Así las cosas, debemos situarnos en el Abrigo del Barranco Segovia, en Letur, descubierto en 1987 por los estudiosos de origen alemán Manfred y Katjia Bader. Se trata de un conjunto de pinturas formado por más de treinta motivos, todos de estilo levantino, entre los que encontramos varios arqueros, alguno de ellos caracterizado como cazador, otros individuos que no muestran una actividad reconocible y unos pocos animales, seguramente cápridos. De entre todos ellos, sobresale en la parte derecha del panel la figura de una mujer, de gran tamaño, ya que llega a los 70 centímetros aún cuando le falta un tercio de las piernas. De su brazo izquierdo cuelga lo que, desde que se descubrieran estas pinturas, se ha venido interpretando como una bolsa, de la que parece salir un pequeño individuo, acaso un niño. Y esta identificación de los diversos elementos que conforman la escena -mujer, bolsa y niño- ha llevado a proponer diversas lecturas, todas ellas cargadas de un pronunciado sentido alegórico. Quien mejor ha estudiado desde el punto de vista antropológico este grupo de pinturas ha sido el doctor Juan Francisco Jordán Montés que, de entre varias posibilidades, plantea que puedan ser la imagen de una hierogamia o matrimonio sagrado, origen mismo de la Humanidad, de una divinidad y de la bolsa de la vida, o tal vez de un ritual de tipo chamánico.

Pero en 2020, con motivo de la revisión que hicimos de estas pinturas durante la preparación de una libro sobre El arte rupestre prehistórico en Letur y Socovos, publicado por el Instituto de Estudios Albacetenses ‘don Juan Manuel’, advertimos algunos detalles en la figura de la supuesta bolsa que cambian por completo esa identidad: no es una bolsa, es una segunda representación de mujer. El elemento definidor más claro son los dos trazos dispuestos en V, uno adelantado, el otro retrasado, que se corresponden inequívocamente con los dos brazos de esta.
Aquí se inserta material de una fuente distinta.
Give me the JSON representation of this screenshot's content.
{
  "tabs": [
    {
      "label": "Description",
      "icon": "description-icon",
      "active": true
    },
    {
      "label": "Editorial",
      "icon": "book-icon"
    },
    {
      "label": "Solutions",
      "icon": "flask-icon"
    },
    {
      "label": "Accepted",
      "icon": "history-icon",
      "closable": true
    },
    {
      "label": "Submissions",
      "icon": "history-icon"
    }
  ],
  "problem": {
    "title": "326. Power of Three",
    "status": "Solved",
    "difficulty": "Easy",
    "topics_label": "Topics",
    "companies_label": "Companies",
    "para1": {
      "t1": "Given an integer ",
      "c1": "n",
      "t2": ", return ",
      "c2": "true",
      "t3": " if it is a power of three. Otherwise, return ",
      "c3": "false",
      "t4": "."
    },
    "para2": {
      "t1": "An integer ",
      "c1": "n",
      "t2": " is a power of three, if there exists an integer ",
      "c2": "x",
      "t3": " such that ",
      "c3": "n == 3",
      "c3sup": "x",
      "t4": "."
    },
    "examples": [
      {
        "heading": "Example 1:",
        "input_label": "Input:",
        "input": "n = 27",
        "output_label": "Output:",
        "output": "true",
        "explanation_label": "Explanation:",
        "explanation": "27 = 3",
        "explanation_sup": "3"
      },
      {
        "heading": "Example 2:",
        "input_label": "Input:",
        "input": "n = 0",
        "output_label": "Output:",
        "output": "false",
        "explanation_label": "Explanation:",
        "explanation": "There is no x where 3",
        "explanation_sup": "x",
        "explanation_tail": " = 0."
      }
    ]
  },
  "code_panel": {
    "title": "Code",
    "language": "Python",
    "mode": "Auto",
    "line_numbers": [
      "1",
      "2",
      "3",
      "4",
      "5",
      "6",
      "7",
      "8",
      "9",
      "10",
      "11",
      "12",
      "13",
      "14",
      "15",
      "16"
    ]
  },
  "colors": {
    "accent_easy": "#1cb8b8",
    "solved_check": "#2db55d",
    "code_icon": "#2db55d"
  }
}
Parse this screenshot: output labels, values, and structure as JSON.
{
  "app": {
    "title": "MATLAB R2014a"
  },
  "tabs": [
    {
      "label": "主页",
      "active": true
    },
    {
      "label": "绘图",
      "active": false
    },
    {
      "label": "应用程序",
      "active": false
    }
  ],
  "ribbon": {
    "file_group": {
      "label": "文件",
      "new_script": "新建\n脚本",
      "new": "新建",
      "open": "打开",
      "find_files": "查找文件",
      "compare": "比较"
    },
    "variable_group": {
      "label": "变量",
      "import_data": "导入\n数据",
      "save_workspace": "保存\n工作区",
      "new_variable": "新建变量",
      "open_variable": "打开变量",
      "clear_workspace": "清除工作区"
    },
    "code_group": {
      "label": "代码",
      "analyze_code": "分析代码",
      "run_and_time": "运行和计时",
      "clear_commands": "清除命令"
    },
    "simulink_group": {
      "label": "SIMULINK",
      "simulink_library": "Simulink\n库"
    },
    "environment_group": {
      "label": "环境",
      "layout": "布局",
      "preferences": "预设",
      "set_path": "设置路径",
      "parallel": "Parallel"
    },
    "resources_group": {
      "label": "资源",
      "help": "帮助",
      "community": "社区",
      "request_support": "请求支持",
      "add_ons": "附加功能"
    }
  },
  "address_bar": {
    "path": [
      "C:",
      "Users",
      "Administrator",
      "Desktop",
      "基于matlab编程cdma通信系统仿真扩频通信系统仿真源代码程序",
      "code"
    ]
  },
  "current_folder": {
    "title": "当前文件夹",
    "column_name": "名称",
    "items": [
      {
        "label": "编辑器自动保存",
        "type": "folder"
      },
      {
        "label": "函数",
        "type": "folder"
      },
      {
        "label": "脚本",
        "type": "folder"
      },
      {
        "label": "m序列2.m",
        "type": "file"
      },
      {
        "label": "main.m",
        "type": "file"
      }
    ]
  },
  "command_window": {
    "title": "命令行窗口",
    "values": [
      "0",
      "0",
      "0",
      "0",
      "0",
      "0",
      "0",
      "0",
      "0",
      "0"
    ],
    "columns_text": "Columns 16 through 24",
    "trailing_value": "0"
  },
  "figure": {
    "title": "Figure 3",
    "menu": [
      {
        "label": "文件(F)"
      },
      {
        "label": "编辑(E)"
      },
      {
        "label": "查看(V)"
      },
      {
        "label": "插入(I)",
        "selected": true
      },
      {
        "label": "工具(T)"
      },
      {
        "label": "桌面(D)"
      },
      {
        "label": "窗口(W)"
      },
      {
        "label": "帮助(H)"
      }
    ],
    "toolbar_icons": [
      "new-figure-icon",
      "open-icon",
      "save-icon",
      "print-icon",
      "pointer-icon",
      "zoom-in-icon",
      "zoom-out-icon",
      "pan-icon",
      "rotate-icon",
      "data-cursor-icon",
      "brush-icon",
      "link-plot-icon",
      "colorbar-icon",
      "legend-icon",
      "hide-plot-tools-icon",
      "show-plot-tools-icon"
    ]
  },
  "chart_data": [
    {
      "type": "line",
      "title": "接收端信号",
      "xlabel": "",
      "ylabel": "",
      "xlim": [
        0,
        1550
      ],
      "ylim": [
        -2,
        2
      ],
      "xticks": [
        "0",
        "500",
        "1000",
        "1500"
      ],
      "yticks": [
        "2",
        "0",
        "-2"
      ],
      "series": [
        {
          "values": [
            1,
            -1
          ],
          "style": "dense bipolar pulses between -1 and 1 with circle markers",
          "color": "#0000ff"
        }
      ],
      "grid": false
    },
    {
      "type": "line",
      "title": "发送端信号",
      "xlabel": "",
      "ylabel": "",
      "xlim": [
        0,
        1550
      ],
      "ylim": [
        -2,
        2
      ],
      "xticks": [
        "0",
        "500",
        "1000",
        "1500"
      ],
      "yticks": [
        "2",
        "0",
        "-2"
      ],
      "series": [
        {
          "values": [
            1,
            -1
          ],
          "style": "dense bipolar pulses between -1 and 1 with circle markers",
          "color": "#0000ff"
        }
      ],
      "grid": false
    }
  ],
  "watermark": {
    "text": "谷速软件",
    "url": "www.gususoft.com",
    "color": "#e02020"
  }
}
Además, estos muestran la disposición frecuente en muchas de las representaciones humanas del grupo artístico del Alto Segura, sobre todo las femeninas, que ya hemos conocido en las mujeres de La Risca, y que, sin ir más lejos, también enseñan la mujer de gran tamaño y la otra representación más pequeña que la flanquean por ambos lados. Su cuerpo es voluminoso y va cubierto con una prenda que llega hasta los pies, que no se ven. La cabeza se ha perdido por un desconchado de la pared, pero sí se conserva un trazo recto que la une, física y simbólicamente, al brazo de la mujer más grande. E importantes se nos antojan también las seis líneas verticales que cuelgan de su brazo izquierdo, en el espacio que hay entre ella y el personaje de menor tamaño. Reinterpretados, pues, algunos elementos de la escena, ¿qué lectura hacemos de esta? Sin menoscabar la que en su día hiciera Jordán Montés como reflejo de una hierogamia, creemos estar ante un parto sagrado, en el que los trazos verticales que penden del brazo de la dama más pequeña, lejos de ser elementos de adorno como se podría proponer, emulan las aguas mismas de ese parto, que preceden al nacimiento, a la nueva vida encarnada por el individuo que la acompaña. Esto explicaría a la vez el aspecto voluminoso de la mujer.

Valorada la escena, pues, como el reflejo de un mito de origen, vinculamos ambas figuras de mujer, cuya íntima relación es innegable, con la ancestral imagen de la Diosa, que hunde sus raíces en el Paleolítico, en cuya representación no es extraño verla expresada de manera dual, como tal diosa y como diosa joven, la conocida como ‘hija de la diosa’, que emerge de la tierra como la nueva vida. Y si consideramos en conjunto esta composición, la presencia en ella de las dos féminas y del niño, que nace de una de estas, es tentador pensar que pudiéramos estar ante un precedente de la iconografía que veremos extendida tiempo después en contextos muy variados, por ejemplo, los neolíticos de Çatal-Hüyük, los micénicos y, también, en la triada sumeria de Innana, Ereshkigal y Dumuzi. Y quien sabe si, sobreviviendo al paso del tiempo, ese viejo mito de origen, seguramente transformado en su contenido, sobrevivió y arraigó, como sugeríamos al inicio de este texto, en la iconografía cristiana, en las figuras de santa Ana (abuela), de la Virgen (madre) y del niño Jesús (hijo). Indemostrable, sí, pero ¿imposible?